Dabei verbindet sich mit der Besorgnis um einen etwaigen weiteren Triumph der AfD keineswegs die einzige spannende Frage an die rund 1,8 Millionen Wahlberechtigten. Schliesslich hat sich im Erfurter Regionalparlament und darüber hinaus um den dortigen AfD-Landes- und Fraktionschef Björn Höcke das Zentrum jenes nationalistischen Partei-„Flügels“ mit deutlichen Anklängen zu einem Sprach- und Gedankengut herausgebildet, das eigentlich schon längst unter der Beobachtung des Verfassungsschutzes stehen müsste. Höcke, ein 2014 vom Land Hessen beurlaubter Gymnasiallehrer für Sport und Geschichte, hatte sich unter anderem in einem Demonstrationszug von bekennenden Neo-Nazis in Chemnitz eingereiht. Sollten die wahlberechtigten Thüringer also tatsächlich in grosser Zahl bei diesem Demagogen und seiner Gefolgschaft ihr Kreuzchen machen, wäre dies mit Sicherheit ein höchst alarmierendes Signal hinsichtlich des Vertrauens der deutschen Gesellschaft in das demokratische System.
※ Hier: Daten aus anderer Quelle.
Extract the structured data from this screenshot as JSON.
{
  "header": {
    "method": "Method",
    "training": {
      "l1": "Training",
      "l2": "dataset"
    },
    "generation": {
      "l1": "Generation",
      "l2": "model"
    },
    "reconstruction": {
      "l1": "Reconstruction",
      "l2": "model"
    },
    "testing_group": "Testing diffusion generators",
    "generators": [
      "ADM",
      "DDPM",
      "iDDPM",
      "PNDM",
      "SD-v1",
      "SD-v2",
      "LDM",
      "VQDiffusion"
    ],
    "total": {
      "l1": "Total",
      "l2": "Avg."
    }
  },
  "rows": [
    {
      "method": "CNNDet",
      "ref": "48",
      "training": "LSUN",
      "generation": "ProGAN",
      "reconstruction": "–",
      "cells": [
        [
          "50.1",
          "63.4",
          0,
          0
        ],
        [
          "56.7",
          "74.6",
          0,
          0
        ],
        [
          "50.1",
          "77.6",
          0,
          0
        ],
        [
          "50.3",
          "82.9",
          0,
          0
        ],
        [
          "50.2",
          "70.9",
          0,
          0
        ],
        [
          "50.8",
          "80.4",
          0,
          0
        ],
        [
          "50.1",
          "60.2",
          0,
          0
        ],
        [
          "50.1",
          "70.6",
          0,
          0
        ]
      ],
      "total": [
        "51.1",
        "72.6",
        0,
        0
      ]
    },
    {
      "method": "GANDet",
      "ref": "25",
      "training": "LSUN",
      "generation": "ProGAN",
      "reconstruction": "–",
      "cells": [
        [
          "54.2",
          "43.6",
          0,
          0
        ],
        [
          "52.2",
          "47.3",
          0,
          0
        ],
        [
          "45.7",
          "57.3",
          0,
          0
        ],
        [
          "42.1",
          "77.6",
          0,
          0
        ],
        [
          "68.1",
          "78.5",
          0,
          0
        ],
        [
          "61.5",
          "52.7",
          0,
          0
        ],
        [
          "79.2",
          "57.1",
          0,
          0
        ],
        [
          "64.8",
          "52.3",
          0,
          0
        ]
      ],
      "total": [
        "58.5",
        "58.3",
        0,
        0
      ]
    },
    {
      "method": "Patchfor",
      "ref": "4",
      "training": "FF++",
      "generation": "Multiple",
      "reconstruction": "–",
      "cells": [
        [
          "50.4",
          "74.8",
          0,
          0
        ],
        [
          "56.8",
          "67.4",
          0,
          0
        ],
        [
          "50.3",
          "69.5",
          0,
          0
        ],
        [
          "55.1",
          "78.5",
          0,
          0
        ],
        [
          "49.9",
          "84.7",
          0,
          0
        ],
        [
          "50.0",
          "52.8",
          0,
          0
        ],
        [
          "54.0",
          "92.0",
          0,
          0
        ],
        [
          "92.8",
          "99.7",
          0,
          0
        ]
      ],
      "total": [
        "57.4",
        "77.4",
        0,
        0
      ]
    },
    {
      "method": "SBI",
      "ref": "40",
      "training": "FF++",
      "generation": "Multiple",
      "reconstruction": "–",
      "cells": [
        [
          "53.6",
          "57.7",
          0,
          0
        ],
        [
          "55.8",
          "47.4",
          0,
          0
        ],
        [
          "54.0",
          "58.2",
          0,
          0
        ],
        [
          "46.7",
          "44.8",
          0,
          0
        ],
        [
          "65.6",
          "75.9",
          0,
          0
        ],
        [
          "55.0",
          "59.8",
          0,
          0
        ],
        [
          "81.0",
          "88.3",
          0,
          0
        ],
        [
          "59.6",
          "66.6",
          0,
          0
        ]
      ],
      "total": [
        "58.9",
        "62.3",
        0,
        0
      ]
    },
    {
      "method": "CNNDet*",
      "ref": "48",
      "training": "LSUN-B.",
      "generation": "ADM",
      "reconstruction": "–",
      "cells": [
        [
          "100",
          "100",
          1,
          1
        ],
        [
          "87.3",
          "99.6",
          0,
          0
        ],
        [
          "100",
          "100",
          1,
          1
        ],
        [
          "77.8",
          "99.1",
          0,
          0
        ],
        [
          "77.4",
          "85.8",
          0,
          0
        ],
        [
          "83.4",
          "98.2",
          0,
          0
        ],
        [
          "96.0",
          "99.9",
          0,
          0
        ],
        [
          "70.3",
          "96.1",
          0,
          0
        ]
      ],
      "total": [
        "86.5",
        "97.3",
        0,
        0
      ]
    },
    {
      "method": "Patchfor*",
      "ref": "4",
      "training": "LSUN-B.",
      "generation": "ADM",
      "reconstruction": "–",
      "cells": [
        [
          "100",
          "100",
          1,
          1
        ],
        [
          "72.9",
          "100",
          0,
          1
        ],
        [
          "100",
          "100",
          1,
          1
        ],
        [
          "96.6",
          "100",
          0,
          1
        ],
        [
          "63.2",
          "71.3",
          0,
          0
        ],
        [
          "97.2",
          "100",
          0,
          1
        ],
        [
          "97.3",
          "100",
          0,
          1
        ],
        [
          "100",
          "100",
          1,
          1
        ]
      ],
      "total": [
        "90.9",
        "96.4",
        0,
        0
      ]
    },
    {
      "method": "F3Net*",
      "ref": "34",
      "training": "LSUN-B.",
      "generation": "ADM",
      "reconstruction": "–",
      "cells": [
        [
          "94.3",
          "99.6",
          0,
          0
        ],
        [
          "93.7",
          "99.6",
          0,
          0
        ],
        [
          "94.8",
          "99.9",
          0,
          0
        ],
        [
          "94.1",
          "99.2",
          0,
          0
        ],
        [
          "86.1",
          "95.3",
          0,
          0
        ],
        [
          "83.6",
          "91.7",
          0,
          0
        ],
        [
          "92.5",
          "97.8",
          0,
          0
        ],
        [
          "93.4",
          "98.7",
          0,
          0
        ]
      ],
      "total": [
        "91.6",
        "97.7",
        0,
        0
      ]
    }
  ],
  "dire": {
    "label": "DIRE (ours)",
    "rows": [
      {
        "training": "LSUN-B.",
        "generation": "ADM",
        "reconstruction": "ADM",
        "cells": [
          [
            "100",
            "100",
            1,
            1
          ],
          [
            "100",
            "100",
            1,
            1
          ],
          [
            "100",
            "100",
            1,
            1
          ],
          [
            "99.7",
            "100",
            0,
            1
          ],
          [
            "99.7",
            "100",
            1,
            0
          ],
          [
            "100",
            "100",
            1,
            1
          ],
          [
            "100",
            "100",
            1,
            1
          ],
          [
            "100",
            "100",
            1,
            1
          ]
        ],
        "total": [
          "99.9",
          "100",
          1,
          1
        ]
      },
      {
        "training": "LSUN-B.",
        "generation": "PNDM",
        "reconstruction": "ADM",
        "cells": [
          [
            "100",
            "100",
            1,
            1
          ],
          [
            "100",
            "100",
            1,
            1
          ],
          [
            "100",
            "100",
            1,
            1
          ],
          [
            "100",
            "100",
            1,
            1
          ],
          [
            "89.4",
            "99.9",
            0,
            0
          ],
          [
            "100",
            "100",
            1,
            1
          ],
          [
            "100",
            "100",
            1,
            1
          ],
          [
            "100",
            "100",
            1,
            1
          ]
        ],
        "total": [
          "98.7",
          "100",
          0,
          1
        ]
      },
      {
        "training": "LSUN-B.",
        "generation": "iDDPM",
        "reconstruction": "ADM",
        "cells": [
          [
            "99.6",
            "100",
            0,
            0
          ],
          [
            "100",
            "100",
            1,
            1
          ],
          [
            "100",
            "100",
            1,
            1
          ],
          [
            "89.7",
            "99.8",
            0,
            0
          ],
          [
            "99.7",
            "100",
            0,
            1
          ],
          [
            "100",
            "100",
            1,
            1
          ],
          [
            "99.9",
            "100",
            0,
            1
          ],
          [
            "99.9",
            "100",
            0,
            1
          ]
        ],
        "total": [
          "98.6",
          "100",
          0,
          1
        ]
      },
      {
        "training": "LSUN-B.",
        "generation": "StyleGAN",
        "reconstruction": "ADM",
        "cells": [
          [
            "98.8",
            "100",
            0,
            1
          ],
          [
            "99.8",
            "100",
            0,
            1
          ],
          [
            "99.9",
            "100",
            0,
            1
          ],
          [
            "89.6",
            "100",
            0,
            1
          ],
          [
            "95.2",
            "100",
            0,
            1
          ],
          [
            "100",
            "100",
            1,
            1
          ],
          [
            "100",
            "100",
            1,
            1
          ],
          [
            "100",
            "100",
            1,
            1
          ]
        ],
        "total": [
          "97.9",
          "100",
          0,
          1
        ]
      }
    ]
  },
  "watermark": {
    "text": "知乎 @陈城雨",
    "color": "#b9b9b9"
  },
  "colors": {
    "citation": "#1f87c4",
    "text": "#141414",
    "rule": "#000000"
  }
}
Wie erwähnt, gelten allerdings viele bange Blicke nicht allein der Anziehungskraft der politischen Rechtsaussen. Ähnliche Unruhe herrscht auch auf der anderen Seite des politischen Spektrums. Bei den vorangegangenen Regionalwahlen am 1. September in Brandenburg und Sachsen hatten die Potsdam und Dresden regierenden Parteien SPD und CDU zwar auch ordentlich Federn lassen müssen. Doch geradezu katastrophal fiel in beiden Ländern das Ergebnis für die im Osten bis dahin traditionell starken Nachfolger der einstigen DDR-Monopolpartei SED aus. Die mittlerweile unter dem Signum „Die Linke“ firmierenden Genossen wurden praktisch halbiert und auf etwa 10 Prozent zurückgestutzt. Kein Wunder daher, dass sich in diesen Tagen aller Augen und Hoffnungen auf Thüringen und dessen Ministerpräsidenten richten. Bodo Ramelow, ein Gewerkschaftssekretär aus Hessen, war 1990 nach Thüringen gekommen und hatte seitdem bei jeder Wahl für die dortige Linke immer neue Rekordzahlen eingefahren.
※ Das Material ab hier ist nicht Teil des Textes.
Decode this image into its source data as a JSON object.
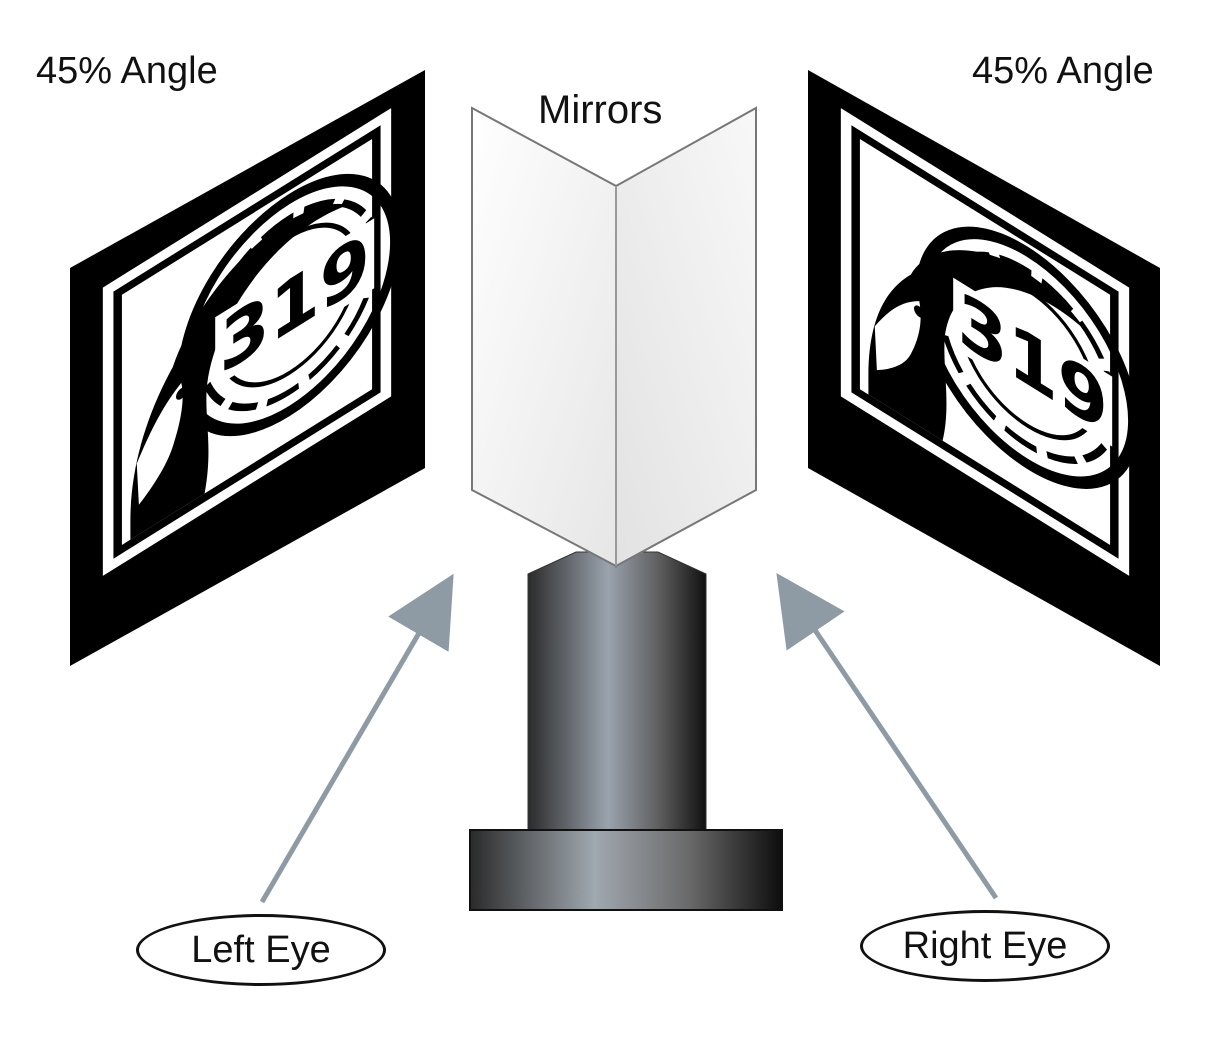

Mit nur einer Stimme Mehrheit
Sein Meisterstück jedoch lieferte er 2014. Zusammen mit der SPD und den Grünen gelang es ihm, die bis dahin – zeitweise sogar mit absoluter Majorität regierende – CDU vom Thron zu stossen. Als erster linker Regierungschef im wieder vereinigten Deutschland! Und, o Wunder, er steuerte diese, mit nur einer Stimme Mehrheit ausgestattete und durchaus schwierige, Koalition seitdem durch die politischen Klippen. Auf diesen Bodo Ramelow stützen sich nun die Resthoffnungen der Linken, die doch geglaubt hatten, zumindest im Osten Deutschlands den Status einer Volkspartei erreicht zu haben. Tatsächlich führen auch jetzt Ramelow und seine thüringischen Linken in allen Umfragen. Und, gewiss nicht unwichtig, der Ministerpräsident hat auch bei den Fragen nach persönlicher Beliebtheit und Zufriedenheit der Bürger die mit Abstand besten Werte.
Das hat, im Wesentlichen, zwei Gründe. Erstens findet in Erfurt keine linksideologische oder grüngefärbte Symbolpolitik statt, sondern das, was man eher sozialdemokratisch getönt nennen würde. Auch in seinem Auftreten gibt sich Ramelow pragmatisch, nicht selten sogar parteifern. So lässt er sich auf den Wahlplakaten, fast demonstrativ, ohne das Parteilogo der Linken abbilden. In vielem ähnelt diese selbstbewusste Auftrittsweise jener von Baden-Württembergs grünem Ministerpräsident Wilfried Kretschmann. Beiden zählt die persönliche Popularität mehr als es irgendwelche Parteitagsbeschlüsse tun. Der zweite Grund für die relativ starke „linke“ Position ist allerdings fraglos bei der CDU zu suchen. Die dortigen Christdemokraten haben ihre einst führende Rolle schlichtweg vergeigt. Die CDU stellte von 1990 bis 2014 ohne Unterbrechung die Regierungen in Thüringen. Mit dem Ministerpräsidenten Bernhard Vogel (der hier, nach Rheinland-Pfalz, seine zweite Karriere startete) erreichte sie sogar mehr als 50 Prozent und besetzte die Bürgermeisterstellen bis hinunter ins letzte Rathaus.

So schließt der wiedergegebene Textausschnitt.